Steve Rothstein said:


> I am very new at this, but the problem I would see is controlling the trains separately. My first layout, completed in December, is two ovals with a siding on each. Since I used the Kato master track and variation packs, I had a power pack for each while I was running DC. If you ran them off one pack, you would only have one throttle.
> 
> I have since switched that layout to DCC, which was part of the original plan. I used a Digitrax Zephyr to do this and ran both ovals from the one power pack. This lets me control the trains independetly. I went this route to get started because I had planned on using the two original DC power packs as jump throttles for my granddaughters to control trains. This works well and we are running three trains at once on the two ovals.
> 
> Hopefully someone with more expereince can give you a better answer than what I did. Since I had started with that very setup, I thought what I did might help you.


Thank you Steve


----------



## Old_Hobo (Feb 20, 2014)

A second power supply would be a small investment, and would allow separate speed control on the 2 ovals.....


----------



## usmiladim (Dec 14, 2020)

Old_Hobo said:


> A second power supply would be a small investment, and would allow separate speed control on the 2 ovals.....


Thank you Sir


----------



## BigEd (Oct 28, 2014)

usmiladim said:


> Hello
> Is it possible to run two ( one inside the other ) Kato N scale Unitrack Ovals with one power supply and a three way splitter for power track?
> Thank you


The answer is YES, you can. 

I have a double track dog bone layout and have done exactly that. I mostly run DCC, but because I have lots of older DC locomotives I will never DCC I have put in a simple DPDT switch between DC and DCC. Now I can run my 60's Minitrix without fear. Yes, it causes the trains to run the same direction (mostly - some run the other way for some reason). I have heard that some guys in the UK change the magnets in the locos around to change the direction - never tried that myself. 
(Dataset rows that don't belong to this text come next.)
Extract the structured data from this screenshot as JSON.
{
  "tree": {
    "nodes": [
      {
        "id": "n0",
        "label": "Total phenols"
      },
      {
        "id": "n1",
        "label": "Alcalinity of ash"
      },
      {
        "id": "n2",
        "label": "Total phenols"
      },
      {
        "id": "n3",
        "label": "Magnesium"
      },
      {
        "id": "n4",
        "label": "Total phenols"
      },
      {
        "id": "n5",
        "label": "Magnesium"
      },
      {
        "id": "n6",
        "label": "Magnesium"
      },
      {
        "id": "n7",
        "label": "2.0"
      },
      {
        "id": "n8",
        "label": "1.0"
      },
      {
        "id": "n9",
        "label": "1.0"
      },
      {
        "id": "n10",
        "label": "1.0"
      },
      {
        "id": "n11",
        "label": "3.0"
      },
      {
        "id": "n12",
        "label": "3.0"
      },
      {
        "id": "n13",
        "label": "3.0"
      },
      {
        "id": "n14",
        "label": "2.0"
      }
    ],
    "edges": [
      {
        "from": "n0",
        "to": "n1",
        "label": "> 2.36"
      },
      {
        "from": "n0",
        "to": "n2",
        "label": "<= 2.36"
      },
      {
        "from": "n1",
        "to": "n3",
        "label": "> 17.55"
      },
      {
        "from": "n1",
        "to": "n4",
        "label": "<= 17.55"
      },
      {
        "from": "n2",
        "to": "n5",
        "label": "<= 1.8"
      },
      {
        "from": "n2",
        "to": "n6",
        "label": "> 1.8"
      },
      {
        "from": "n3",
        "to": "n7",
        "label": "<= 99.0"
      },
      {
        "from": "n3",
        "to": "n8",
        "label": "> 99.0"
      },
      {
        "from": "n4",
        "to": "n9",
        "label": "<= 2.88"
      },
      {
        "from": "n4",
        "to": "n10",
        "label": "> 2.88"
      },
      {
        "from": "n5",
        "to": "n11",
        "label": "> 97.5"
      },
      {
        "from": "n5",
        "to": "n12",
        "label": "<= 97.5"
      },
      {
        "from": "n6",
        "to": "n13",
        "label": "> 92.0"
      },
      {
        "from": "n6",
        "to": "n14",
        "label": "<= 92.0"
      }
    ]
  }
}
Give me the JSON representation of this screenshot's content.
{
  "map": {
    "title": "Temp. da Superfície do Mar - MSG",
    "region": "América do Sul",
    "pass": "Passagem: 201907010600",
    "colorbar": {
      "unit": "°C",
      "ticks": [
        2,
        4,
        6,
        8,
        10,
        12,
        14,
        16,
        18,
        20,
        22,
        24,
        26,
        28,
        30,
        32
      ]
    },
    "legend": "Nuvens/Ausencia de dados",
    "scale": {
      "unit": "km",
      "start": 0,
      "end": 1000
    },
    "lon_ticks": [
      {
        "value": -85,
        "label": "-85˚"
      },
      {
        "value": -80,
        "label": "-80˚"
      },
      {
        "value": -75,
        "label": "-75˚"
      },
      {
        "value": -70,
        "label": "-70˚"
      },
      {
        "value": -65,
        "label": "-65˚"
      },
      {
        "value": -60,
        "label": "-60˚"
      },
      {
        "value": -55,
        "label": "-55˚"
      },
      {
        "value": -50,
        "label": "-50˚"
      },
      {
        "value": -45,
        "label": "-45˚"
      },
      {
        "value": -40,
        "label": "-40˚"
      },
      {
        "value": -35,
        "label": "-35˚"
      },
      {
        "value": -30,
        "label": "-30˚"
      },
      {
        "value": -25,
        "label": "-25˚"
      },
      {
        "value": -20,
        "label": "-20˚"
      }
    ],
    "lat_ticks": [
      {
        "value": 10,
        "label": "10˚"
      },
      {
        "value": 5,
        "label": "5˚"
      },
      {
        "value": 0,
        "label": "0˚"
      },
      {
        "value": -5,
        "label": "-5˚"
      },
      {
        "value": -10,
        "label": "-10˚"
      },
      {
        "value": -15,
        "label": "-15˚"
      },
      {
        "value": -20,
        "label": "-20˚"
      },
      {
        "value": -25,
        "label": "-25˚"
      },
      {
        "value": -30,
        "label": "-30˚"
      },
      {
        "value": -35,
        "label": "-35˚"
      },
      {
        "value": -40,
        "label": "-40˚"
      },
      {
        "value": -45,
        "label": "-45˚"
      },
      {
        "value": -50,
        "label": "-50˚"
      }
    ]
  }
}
I have a crossover scissor by Kato and with careful planning I can actually change lanes using DC! I might have gotten it wrong too but that all just hearsay...


----------



## traction fan (Oct 5, 2014)

BigEd said:


> The answer is YES, you can.
> 
> I have a double track dog bone layout and have done exactly that. I mostly run DCC, but because I have lots of older DC locomotives I will never DCC I have put in a simple DPDT switch between DC and DCC. Now I can run my 60's Minitrix without fear. Yes, it causes the trains to run the same direction (mostly - some run the other way for some reason). I have heard that some guys in the UK change the magnets in the locos around to change the direction - never tried that myself.
> 
> I have a crossover scissor by Kato and with careful planning I can actually change lanes using DC! I might have gotten it wrong too but that all just hearsay...


 BigEd;

An easier way to change the direction of a DC locomotive is to swap the wires soldered to the two motor brushes. On some models the entire motor is reversible. In these models the motor sits in a cavity of the frame, and the electrically split frame feeds power to the motor brushes. Many early Bachmann locos used this system. If you pull the motor out of the frame and don't mark which way is supposed to be up, it's a 50/50 chance you'll put it back in upside down, which reverses the direction of travel. Flipping the motor will get it running in the other direction.

Traction Fan 🙂


----------



## BigEd (Oct 28, 2014)

Sounds like a lot of work...just too lazy....😇


----------